De oprichtingsvergadering had plaats op 25 Maart l.l. De twee volgende zittingen, met voordrachten van: den heer Meert over Groot-Nederland, en der heeren Minnaert-De Man-Norro, muziek- en voordrachtavond, waren goed bezocht, vooral door juffrouwen.
Een goed, hoopvol, aanmoedigend begin!
Mechelen. De afdeeling ‘Hooger Onderwijs voor het Volk’, heeft onverpoosd haar werk voortgezet. Als redenaars traden nog op: Dr. Lebeer, over Kinderverzorging (4 lessen), Mr. Van Kesbeeck, over Rechtstoestanden; Dr. Maurits Sabbe, over Mathilde van Perk (2 lessen); de heer Hoedemakers, hoogstudent, over De cel en de eencellige organismen (2 lessen).
Ook had men het genoegen den heer Dr. Tack te hooren over ‘Het Abel spel Esmoreit’.

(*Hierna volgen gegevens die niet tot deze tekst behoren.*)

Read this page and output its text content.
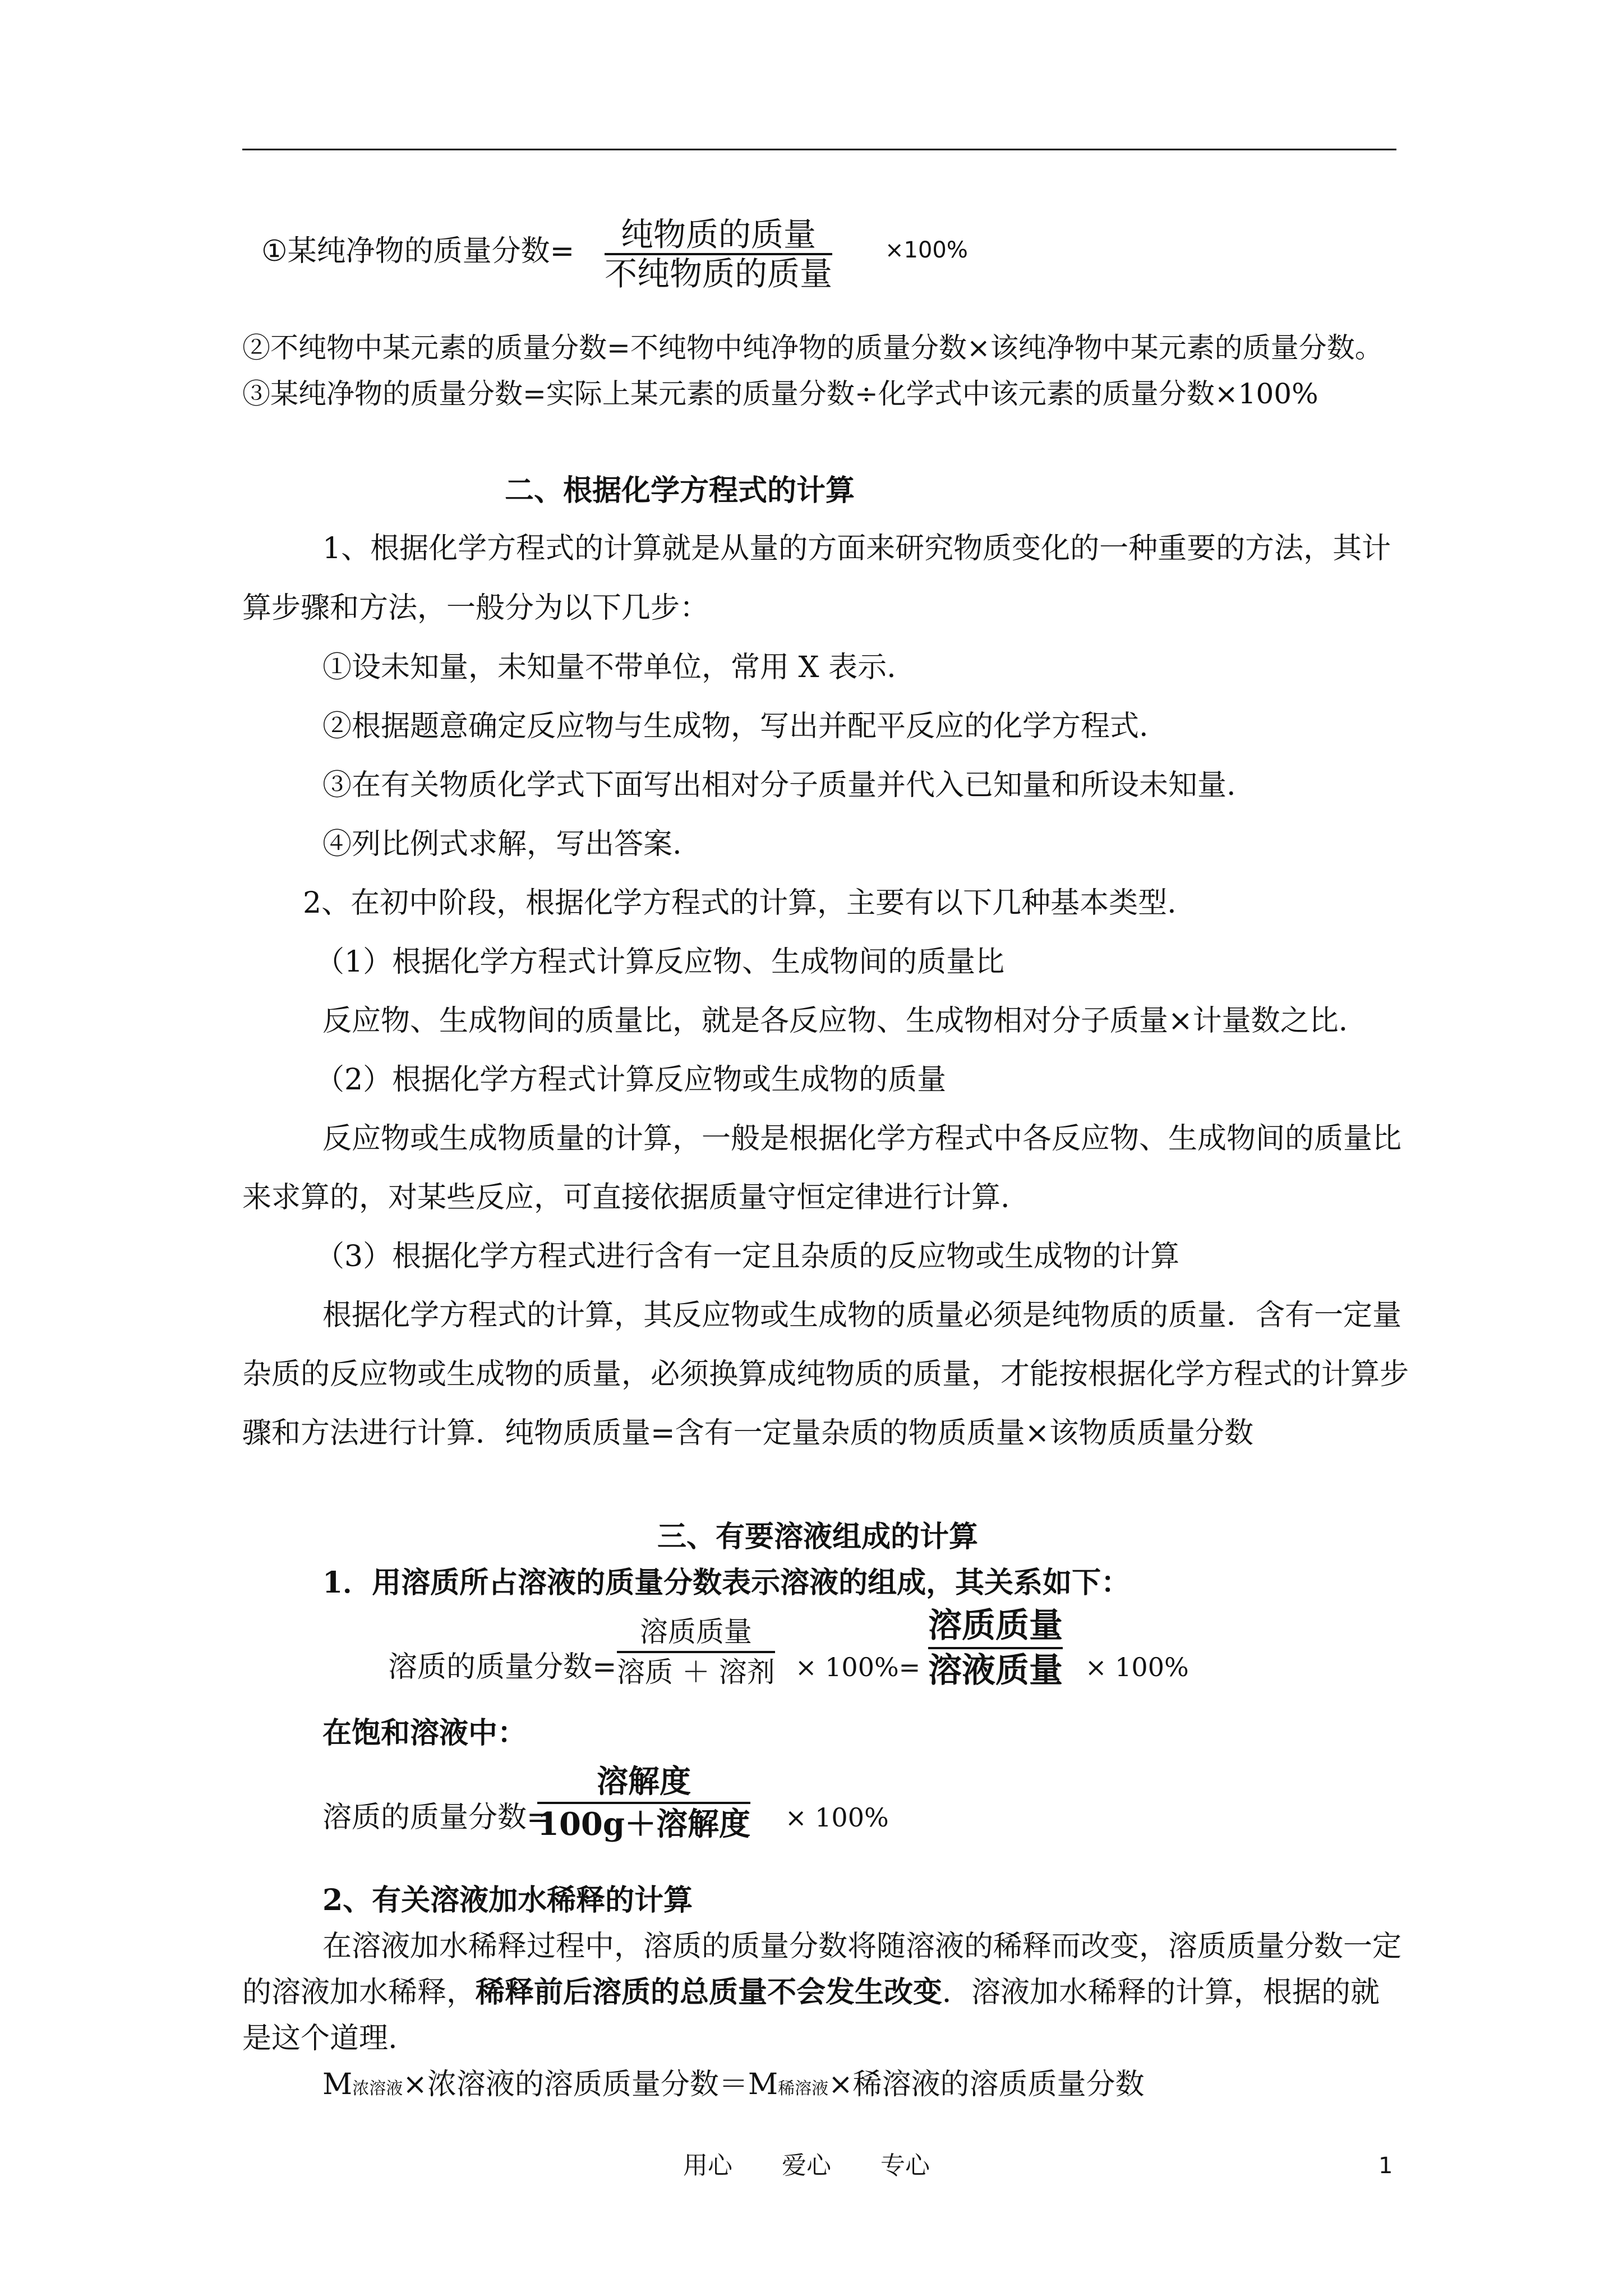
①某纯净物的质量分数= 纯物质的质量
不纯物质的质量
×100%
②不纯物中某元素的质量分数=不纯物中纯净物的质量分数×该纯净物中某元素的质量分数。
③某纯净物的质量分数=实际上某元素的质量分数÷化学式中该元素的质量分数×100%
二、根据化学方程式的计算
1、根据化学方程式的计算就是从量的方面来研究物质变化的一种重要的方法，其计
算步骤和方法，一般分为以下几步：
①设未知量，未知量不带单位，常用 X 表示.
②根据题意确定反应物与生成物，写出并配平反应的化学方程式.
③在有关物质化学式下面写出相对分子质量并代入已知量和所设未知量.
④列比例式求解，写出答案.
2、在初中阶段，根据化学方程式的计算，主要有以下几种基本类型.
（1）根据化学方程式计算反应物、生成物间的质量比
反应物、生成物间的质量比，就是各反应物、生成物相对分子质量×计量数之比.
（2）根据化学方程式计算反应物或生成物的质量
反应物或生成物质量的计算，一般是根据化学方程式中各反应物、生成物间的质量比
来求算的，对某些反应，可直接依据质量守恒定律进行计算.
（3）根据化学方程式进行含有一定且杂质的反应物或生成物的计算
根据化学方程式的计算，其反应物或生成物的质量必须是纯物质的质量．含有一定量
杂质的反应物或生成物的质量，必须换算成纯物质的质量，才能按根据化学方程式的计算步
骤和方法进行计算．纯物质质量=含有一定量杂质的物质质量×该物质质量分数
三、有要溶液组成的计算
1．用溶质所占溶液的质量分数表示溶液的组成，其关系如下：
溶质的质量分数=
溶质质量
溶质 ＋ 溶剂 × 100%=
溶质质量
溶液质量 × 100%
在饱和溶液中：
溶质的质量分数=
溶解度
100g＋溶解度 × 100%
2、有关溶液加水稀释的计算
在溶液加水稀释过程中，溶质的质量分数将随溶液的稀释而改变，溶质质量分数一定
的溶液加水稀释，稀释前后溶质的总质量不会发生改变．溶液加水稀释的计算，根据的就
是这个道理.
M浓溶液×浓溶液的溶质质量分数＝M稀溶液×稀溶液的溶质质量分数
用心　　爱心　　专心	1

27 Febr. werd een schoone kunstavond ingericht. De heer De Heyder, deklamator uit Mechelen, droeg prachtige brokken proza en poëzie voor.
Tot voorzitter van den Tak werd benoemd de heer Frans Delvaen.
Ninove. Deze Tak richtte 16 Febr. een meeting in om den eisch der Vlamingen: Vlaamsche en Waalsche regimenten, toe te lichten.
De heeren Richard de Cneudt, Prof. Gense, Jan Wannyn en Dr. A. Borms, traden als sprekers op. De dagorde aan de Kamers, die indeeling vragende, werd door de 300 aanwezigen eenparig aangenomen.
Zaterdag 1 Maart, sprak de heer Wittenberge met veel bijval over ‘Landsverdediging’.